"Ümitvar olunuz, şu istikbal inkılâbı içinde en yüksek gür sada İslâm'ın sadası olacaktır."

Piyasalar

Ortaklıkta bereket vardır

Süleyman KÖSMENE
21 Ağustos 2024, Çarşamba
Halil Bey: “Üç ortak bir iş yapıyoruz. Ortaklardan biri ücretini de alarak aynı işte çalışabilir mi?”

MAL VE EMEK ORTAKLIĞI 

Ortaklık iki şekilde yapılabilir: 1-Mukârada (Müdârabe) sûreti ile. 2-Çalıştıran ve işleten elemanlara verilen ücret de dâhil tüm masrafları ortak karşılamak sûreti ile. 

Peygamber Efendimiz (asm) buyurmuştur ki: “Üç şeyde bereket vardır: Ticâret yapmak, mukârada (mudârabe) yapmak (ortaklık yapmak) ve evde yemek için buğdayı arpaya katmak.”1 

Mal ve emek ortaklığına mukârada veya mudârabe denir. Bir taraf parayı verir; diğer taraf emeği ve işçiliği üstlenir. Bir taraf mâliyeti karşılar, diğer taraf bunu işletir ve çalıştırır. Ve sonuçta iki taraf da gelirine ortak olur. Köylerimizde bu ortaklık türü meşrû bir biçimde uygulanmaktadır. Bir taraf tarlayı ve tohumu vermekte; diğer taraf emeği, işçiliği ve sâir masrafları üstlenmekte; böylece ortaklık kurulmakta ve sonunda ürün yarı yarıya paylaşılmaktadır. Bu ortaklık türüne İslâm Hukûkunda “Mukârada”, “Kırâd” veya “Müdârabe” denmektedir.  

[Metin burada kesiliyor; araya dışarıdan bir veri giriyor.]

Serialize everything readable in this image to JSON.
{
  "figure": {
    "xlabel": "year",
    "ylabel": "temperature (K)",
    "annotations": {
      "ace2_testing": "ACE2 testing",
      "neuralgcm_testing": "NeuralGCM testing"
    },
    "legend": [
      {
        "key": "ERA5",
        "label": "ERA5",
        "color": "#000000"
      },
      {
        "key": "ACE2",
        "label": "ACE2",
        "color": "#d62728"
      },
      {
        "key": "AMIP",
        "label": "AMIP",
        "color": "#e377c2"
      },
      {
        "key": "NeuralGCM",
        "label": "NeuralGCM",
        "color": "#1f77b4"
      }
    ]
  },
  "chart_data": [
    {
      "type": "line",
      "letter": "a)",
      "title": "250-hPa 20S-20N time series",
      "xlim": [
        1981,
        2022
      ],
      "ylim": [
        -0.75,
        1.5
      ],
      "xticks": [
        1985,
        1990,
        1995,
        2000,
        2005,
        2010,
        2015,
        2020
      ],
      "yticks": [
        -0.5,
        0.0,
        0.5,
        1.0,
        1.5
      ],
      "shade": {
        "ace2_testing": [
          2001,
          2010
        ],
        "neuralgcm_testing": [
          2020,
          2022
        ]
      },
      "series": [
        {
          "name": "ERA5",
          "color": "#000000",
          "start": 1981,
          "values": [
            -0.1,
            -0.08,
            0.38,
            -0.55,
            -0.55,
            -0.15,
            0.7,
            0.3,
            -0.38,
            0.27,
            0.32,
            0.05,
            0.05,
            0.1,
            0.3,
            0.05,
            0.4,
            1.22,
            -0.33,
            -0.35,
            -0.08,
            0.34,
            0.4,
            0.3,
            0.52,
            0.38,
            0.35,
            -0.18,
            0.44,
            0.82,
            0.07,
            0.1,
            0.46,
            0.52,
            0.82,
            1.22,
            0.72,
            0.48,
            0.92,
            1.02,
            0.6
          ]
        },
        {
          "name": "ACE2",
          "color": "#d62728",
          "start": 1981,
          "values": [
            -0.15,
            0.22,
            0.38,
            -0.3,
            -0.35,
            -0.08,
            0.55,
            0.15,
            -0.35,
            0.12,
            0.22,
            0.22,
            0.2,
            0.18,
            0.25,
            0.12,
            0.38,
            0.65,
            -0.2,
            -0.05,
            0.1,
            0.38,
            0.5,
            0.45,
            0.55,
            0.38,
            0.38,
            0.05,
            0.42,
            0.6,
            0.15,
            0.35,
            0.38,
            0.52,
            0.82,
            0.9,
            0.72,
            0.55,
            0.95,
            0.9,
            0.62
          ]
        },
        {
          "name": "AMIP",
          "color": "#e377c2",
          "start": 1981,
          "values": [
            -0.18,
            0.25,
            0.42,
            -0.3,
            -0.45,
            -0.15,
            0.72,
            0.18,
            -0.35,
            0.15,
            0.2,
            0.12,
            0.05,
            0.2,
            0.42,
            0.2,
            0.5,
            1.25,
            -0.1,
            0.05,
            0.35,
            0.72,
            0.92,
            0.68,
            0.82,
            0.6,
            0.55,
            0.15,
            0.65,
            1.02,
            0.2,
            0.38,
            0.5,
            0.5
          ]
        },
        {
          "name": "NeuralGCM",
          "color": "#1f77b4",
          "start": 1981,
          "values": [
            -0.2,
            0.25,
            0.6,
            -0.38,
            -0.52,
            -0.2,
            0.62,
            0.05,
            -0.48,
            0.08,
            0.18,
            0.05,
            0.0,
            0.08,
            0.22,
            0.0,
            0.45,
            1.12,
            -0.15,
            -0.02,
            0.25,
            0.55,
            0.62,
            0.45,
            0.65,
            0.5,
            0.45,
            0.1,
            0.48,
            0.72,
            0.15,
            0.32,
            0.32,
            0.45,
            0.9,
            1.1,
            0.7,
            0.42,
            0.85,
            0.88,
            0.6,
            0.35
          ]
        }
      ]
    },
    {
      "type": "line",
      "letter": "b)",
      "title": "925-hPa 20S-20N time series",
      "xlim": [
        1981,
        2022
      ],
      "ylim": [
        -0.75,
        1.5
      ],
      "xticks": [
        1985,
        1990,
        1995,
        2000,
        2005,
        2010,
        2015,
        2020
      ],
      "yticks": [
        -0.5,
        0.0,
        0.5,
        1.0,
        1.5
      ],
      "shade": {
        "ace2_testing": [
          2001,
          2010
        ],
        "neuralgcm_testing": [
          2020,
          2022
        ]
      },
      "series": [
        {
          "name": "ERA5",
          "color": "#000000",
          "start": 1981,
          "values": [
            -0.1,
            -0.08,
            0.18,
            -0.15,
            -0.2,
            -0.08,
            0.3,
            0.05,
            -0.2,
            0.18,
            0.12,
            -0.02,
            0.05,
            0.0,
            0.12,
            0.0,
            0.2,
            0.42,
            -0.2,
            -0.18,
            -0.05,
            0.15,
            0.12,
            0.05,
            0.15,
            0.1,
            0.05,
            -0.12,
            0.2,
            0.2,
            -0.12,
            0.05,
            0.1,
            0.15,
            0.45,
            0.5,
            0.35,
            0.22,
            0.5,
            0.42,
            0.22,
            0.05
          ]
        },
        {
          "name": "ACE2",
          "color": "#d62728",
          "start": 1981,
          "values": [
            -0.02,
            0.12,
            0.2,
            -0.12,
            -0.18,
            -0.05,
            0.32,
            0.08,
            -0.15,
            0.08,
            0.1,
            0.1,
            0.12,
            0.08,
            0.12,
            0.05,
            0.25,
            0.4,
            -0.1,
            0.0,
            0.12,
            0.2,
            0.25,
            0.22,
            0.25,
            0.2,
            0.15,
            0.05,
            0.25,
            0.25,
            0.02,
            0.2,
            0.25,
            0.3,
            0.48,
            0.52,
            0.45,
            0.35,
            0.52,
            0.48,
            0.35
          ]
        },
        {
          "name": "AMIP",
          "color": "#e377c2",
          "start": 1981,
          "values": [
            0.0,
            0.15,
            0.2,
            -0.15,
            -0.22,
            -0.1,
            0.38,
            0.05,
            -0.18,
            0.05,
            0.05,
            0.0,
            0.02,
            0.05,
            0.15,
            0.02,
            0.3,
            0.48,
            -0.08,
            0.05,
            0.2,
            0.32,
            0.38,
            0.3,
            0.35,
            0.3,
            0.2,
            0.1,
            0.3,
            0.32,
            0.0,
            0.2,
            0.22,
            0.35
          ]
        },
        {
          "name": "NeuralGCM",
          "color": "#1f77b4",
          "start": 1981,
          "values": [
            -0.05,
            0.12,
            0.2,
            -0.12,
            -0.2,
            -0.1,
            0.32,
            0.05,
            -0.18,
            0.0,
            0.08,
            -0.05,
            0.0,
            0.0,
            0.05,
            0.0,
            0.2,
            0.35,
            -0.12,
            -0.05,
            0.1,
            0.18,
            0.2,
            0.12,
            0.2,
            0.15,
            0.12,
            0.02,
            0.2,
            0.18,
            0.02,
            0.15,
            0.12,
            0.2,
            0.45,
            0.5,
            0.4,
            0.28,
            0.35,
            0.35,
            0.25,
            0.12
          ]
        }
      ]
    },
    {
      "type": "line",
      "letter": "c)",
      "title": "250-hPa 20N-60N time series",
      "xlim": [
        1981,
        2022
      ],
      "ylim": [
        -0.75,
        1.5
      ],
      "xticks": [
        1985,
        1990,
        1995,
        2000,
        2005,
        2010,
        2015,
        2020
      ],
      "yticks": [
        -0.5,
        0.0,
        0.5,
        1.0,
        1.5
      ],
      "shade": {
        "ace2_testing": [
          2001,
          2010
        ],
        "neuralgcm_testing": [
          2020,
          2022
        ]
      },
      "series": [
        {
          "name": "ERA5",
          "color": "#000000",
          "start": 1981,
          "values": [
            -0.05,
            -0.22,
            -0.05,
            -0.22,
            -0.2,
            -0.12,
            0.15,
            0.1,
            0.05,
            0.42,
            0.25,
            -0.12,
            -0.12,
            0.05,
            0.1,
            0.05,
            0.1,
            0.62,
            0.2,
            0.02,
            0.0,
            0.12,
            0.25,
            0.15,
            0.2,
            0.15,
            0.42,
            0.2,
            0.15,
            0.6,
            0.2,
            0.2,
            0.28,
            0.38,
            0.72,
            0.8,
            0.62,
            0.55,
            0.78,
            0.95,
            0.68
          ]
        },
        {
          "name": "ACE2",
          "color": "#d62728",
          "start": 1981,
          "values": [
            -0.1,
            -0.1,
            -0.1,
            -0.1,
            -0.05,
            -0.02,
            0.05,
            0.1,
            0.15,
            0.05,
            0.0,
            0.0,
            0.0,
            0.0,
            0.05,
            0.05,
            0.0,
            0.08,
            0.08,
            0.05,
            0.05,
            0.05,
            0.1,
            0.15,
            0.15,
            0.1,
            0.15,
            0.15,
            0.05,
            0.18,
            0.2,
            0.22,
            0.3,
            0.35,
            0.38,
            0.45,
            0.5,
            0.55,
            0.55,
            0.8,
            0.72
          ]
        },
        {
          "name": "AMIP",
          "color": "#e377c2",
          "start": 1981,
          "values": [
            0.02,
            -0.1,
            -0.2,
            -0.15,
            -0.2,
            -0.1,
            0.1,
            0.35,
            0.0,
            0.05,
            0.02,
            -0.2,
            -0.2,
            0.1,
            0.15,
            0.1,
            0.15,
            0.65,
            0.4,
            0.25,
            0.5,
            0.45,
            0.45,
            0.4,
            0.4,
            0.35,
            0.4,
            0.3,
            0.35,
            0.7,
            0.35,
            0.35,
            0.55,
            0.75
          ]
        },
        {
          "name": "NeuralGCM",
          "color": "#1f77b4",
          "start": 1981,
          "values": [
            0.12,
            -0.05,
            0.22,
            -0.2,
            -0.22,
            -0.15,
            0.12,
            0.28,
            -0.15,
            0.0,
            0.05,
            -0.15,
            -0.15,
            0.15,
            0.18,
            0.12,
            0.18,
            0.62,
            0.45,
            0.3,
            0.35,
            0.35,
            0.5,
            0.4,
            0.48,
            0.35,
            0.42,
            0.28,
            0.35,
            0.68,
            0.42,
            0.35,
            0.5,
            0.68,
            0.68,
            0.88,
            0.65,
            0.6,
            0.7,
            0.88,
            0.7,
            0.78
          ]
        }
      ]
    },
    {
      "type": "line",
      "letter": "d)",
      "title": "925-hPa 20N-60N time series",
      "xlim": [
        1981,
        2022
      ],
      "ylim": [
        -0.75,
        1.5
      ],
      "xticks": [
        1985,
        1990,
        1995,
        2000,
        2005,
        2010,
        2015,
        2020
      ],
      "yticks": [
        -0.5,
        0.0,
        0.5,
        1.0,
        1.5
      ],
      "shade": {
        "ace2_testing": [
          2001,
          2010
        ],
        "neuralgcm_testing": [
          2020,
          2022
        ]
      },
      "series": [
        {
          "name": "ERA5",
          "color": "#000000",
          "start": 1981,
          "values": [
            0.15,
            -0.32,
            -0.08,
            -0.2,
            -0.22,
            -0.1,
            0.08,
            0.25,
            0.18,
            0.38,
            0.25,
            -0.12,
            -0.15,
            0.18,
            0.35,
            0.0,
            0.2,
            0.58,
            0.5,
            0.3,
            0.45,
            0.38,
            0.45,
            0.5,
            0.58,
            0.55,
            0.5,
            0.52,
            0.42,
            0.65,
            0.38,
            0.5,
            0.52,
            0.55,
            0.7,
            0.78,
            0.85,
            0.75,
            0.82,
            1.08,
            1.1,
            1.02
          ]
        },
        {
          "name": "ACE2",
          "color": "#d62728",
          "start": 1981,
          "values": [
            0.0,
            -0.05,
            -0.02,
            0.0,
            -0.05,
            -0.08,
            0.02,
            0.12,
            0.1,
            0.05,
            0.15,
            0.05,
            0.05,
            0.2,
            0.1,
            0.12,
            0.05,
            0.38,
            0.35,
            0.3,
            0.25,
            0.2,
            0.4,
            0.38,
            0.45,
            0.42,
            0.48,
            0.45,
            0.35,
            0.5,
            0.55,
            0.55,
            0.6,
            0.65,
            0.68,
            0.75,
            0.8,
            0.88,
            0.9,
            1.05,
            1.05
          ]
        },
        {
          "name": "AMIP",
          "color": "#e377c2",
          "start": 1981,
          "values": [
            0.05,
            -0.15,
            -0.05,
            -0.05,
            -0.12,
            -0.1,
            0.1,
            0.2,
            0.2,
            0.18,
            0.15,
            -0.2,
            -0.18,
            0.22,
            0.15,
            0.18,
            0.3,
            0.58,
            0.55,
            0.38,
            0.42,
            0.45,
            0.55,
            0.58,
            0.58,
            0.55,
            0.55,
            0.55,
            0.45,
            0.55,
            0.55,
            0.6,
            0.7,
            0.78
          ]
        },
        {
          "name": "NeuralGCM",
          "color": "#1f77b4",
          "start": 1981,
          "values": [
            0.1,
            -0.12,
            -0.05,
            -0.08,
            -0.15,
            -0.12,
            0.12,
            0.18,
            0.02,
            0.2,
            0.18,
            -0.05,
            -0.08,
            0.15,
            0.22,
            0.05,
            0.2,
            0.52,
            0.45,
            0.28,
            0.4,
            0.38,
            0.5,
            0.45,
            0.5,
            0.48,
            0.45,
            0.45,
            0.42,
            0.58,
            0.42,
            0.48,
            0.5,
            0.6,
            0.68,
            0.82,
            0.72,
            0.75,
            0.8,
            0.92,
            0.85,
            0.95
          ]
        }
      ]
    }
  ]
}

Bu usûlde çalışan taraf, malı kendi uhdesine “emânet” almış demektir. Eğer, kendi hatâsı veya tedbirsizliği netîcesinde malı telef ederse, mal sahibine ana malı öder. Mal kendi hatâsı olmaksızın, işin gereği veya başka bir hâricî sebeple telef olursa, bu zarar mal sahibine ait olur. Ortaklık veya şirket bir zarar olmaksızın kendiliğinden fesh edildiğinde ise, mal sahibi sermaye olarak koyduğu ana parasını geri alır. 

ORTAKLIKTA ŞARTLAR

Abdullah bin Abbas (ra) babasından naklediyor: “Abbas, çalıştırılmak üzere mal verdiğinde, çalıştıran kişiye şunları şart koşuyordu: “Bu mal ile deniz yolculuğuna çıkmayacaksın. Sel tehlikesi olan bir vâdiye inmeyeceksin. Hastalıklı hiçbir hayvanı satın almayacaksın. Eğer bu şartlara riâyet etmezsen, doğacak zararı ödersin.” 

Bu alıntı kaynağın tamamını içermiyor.